Salah seorang keluarga menunjukkan foto peserta observasi (Tachta Citra Elfira/VOI)

"Masyarakat kita relatif memiliki empati kemanusiaan yang tinggi terhadap kesulitan-kesulitan semacam ini. Apalagi jika pemerintah bisa meyakinkan masyarakat, bahwa kesiapan negara dalam menghadapi ancaman ini telah terencana dengan baik," kata Bayu.

Sekadar informasi, Sebagai informasi, berdasarkan data yang ada, 238 orang warga Indonesia yang kini akan dipulangkan tersebar di 29 provinsi, yaitu: Aceh 13 Orang, Bali 2 orang, Bangka Belitung 1 orang, Banten 5 orang.
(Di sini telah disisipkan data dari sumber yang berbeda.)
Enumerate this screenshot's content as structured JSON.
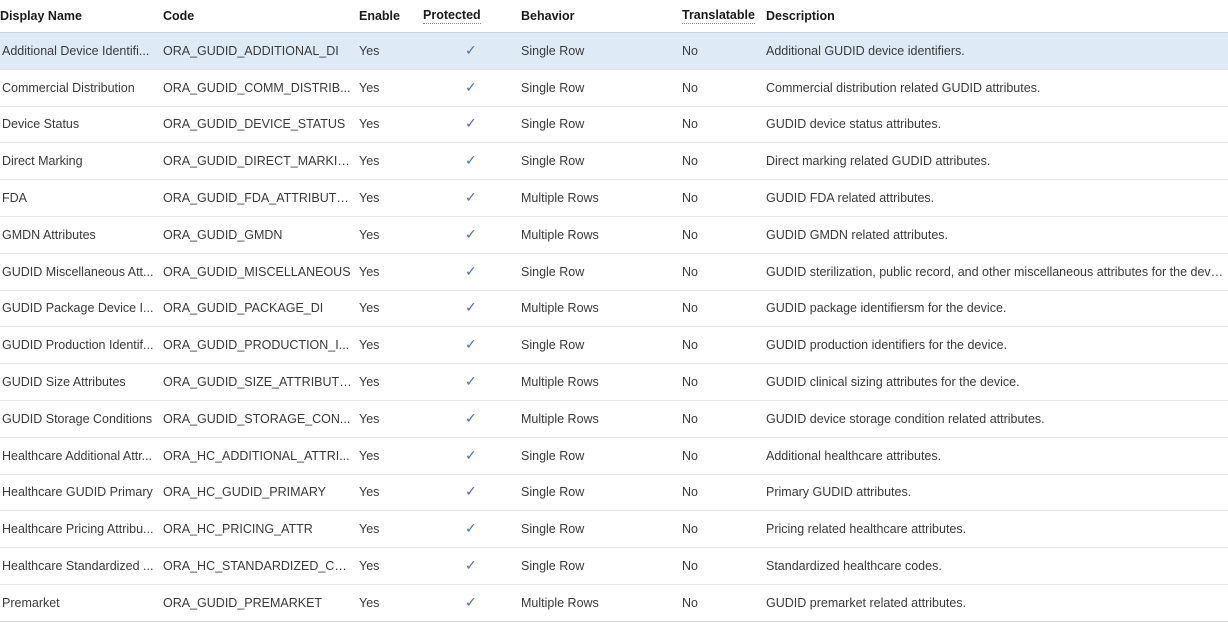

Kemudian, Bengkulu dan DIY 2 orang, Gorontalo 1 orang. Dilanjutkan DKI Jakarta 16 orang, Jambi 4 orang, Jawa Barat 9 orang, Jawa Tengah 10 orang, Jawa Timur 65 orang, Kalimantan Barat 4 orang, Kalimantan Timur 15 orang, Kalimantan Selatan 8 orang, Kalimantan Utara 19 orang.

Lalu ada di Kalimantan Tengah 4 orang, Kepulauan Riau 2 orang, Lampung 1 orang, NTB 4 orang, Papua 5 orang, Papua Barat 9 orang, Riau 6 orang. Dilanjutkan di Sulawesi Barat 2 orang, Sulawesi Selatan 16 orang, Sulawesi Tengah 2 orang, Sulawesi Tenggara 4 orang, Sumatera Utara 4 orang, dan Sumatera Barat 1 orang.